Pyenson raves about the 3D Systems full 20 foot SLS print of the centrepiece of the Cerro Ballena collection, which is now mounted at the National Museum of Natural History but he is still slightly reserved when it comes to 3D printing’s capability in research usage.
“Making a mould cast of a fossil has been done for well over 100 years, I would argue that they’re much higher quality than any 3D printer could achieve. That doesn’t mean 3D printers won’t get better and surpass moulds but what it does mean is that it is a better use of your time to generate a mould if possible.
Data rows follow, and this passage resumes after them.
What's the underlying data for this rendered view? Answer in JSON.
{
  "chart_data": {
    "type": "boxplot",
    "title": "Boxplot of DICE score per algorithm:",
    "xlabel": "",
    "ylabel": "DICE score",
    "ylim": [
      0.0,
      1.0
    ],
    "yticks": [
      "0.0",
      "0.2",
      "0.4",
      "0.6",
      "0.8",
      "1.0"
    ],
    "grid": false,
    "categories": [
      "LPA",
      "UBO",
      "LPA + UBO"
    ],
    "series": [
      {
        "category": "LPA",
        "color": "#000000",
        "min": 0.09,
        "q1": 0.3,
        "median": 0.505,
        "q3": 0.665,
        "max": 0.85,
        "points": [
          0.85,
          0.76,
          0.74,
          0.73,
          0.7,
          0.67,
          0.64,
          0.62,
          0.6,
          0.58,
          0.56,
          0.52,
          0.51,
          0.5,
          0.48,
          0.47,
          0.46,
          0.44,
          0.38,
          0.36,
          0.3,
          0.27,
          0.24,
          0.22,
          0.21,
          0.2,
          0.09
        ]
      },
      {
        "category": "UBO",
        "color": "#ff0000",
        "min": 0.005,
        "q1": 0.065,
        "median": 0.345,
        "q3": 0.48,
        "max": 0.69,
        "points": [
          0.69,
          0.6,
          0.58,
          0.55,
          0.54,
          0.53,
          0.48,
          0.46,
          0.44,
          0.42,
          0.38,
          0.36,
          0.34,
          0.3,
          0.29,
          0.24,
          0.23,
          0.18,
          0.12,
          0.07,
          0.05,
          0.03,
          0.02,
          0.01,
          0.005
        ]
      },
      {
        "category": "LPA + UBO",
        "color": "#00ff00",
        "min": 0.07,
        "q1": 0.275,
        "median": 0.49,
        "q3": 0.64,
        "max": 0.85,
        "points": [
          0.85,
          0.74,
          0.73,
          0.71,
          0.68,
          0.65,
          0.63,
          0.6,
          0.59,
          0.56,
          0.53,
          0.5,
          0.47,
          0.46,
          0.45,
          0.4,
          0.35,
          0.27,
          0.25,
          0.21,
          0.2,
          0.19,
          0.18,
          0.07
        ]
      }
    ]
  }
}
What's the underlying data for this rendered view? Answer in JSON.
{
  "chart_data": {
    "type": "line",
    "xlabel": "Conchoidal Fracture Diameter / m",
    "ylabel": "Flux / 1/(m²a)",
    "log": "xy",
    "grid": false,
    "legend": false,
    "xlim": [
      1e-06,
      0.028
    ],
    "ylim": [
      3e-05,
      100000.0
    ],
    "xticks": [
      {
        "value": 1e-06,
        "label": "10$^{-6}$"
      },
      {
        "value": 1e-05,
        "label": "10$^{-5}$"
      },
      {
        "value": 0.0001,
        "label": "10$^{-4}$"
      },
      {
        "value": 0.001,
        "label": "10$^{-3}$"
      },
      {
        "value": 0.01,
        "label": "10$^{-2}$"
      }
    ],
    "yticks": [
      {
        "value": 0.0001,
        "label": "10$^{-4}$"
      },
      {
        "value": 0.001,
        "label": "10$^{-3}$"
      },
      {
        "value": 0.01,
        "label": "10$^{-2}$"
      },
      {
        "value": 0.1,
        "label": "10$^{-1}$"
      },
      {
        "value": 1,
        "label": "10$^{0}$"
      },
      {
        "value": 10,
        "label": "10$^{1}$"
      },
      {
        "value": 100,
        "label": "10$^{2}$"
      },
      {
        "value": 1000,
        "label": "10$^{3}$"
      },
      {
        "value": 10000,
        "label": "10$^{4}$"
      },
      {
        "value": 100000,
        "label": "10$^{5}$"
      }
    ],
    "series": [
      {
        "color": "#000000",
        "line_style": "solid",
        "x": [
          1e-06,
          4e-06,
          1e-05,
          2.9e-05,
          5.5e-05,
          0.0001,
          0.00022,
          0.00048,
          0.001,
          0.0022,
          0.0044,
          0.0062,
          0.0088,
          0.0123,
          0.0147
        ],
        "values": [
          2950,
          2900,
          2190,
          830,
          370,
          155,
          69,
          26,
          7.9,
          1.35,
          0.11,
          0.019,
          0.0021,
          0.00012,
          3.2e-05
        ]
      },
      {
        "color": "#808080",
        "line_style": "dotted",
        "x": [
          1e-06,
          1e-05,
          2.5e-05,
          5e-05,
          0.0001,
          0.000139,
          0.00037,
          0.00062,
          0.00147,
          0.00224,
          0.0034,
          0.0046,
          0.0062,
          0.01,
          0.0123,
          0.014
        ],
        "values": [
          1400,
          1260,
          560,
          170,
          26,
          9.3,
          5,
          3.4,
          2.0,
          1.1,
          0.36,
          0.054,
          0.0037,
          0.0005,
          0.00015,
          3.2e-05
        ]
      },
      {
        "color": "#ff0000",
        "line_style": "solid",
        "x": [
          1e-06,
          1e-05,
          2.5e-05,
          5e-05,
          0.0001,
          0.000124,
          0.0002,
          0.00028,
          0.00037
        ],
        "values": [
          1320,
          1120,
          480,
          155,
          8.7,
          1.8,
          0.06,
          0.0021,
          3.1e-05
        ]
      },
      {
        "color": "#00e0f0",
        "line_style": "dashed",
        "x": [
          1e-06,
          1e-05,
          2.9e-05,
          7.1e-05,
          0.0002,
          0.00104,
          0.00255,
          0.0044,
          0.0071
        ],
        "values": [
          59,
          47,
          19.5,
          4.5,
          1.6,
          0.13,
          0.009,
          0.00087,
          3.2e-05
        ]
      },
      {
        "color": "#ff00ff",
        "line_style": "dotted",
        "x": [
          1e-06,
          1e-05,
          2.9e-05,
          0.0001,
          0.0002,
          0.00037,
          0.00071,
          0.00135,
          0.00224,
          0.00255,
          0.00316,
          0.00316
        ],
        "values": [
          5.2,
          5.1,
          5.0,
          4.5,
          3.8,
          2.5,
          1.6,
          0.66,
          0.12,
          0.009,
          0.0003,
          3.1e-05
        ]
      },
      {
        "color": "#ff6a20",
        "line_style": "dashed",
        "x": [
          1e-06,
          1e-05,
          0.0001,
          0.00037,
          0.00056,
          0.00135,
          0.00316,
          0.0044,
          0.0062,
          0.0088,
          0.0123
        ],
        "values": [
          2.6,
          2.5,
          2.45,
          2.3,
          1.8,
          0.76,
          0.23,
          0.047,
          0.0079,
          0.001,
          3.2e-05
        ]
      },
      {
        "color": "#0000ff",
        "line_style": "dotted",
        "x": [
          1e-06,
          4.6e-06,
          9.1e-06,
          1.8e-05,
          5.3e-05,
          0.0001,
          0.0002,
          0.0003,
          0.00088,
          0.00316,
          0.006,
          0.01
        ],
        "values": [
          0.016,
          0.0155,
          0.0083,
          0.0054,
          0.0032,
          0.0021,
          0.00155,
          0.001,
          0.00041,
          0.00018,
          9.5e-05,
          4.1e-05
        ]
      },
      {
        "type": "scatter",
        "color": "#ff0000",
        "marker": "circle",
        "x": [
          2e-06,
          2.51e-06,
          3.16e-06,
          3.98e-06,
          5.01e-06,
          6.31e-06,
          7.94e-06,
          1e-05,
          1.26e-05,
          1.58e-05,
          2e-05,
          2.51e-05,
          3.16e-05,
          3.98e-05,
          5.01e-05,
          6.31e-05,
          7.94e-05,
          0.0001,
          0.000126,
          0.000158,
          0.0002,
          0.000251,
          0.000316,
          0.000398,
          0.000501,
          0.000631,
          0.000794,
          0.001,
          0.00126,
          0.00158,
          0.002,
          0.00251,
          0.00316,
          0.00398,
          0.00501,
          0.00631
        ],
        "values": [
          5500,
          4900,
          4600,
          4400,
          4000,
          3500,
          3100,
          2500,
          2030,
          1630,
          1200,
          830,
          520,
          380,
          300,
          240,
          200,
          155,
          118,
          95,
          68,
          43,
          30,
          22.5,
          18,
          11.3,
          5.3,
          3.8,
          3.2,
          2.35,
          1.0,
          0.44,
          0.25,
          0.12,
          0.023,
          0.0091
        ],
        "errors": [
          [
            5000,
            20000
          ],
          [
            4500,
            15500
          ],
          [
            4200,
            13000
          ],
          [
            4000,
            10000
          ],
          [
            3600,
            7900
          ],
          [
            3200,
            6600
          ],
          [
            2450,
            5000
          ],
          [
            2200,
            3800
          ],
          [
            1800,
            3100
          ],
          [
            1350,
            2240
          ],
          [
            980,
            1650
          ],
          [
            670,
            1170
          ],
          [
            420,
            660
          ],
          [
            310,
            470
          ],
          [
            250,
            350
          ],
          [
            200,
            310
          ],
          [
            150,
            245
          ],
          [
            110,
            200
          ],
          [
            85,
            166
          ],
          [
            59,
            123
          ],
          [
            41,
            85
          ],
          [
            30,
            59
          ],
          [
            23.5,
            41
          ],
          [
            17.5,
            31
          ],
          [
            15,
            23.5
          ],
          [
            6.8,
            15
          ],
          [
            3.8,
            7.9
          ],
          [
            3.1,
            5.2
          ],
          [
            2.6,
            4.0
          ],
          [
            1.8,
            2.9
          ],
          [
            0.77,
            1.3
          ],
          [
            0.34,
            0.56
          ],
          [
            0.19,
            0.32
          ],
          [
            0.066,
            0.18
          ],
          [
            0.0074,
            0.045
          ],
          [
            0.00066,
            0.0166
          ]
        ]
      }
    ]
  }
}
You can take electronic scanning microscope images off a cast made from a silicone mould but you cannot do with 3D printing as the build lines are too big. “
“However you may not be in a position to take a mould from an individual fossil, you might be too far away or it might be too delicate, there’s an example on the Smithsonian X 3D website. That fossil from Panama was way too delicate to make a traditional research cast from, so we CT scanned it and built a 3D model, from that we were able to print a full sized model and paint it, the printed and painted model looks exactly like the original and will go on display at the museum in Panama. I love finding out all these new avenues and workflows for solutions that relate to the social context of how we do science. “
The Digitization Program will change the way natural history can be studied, potentially globalising and democratising research from scientists at opposites sides of the globe. Digitisation shows that, unlike the Cetaceans found at Cerro Ballena, the Smithsonian Institute will continue to evolve to ensure it never goes extinct.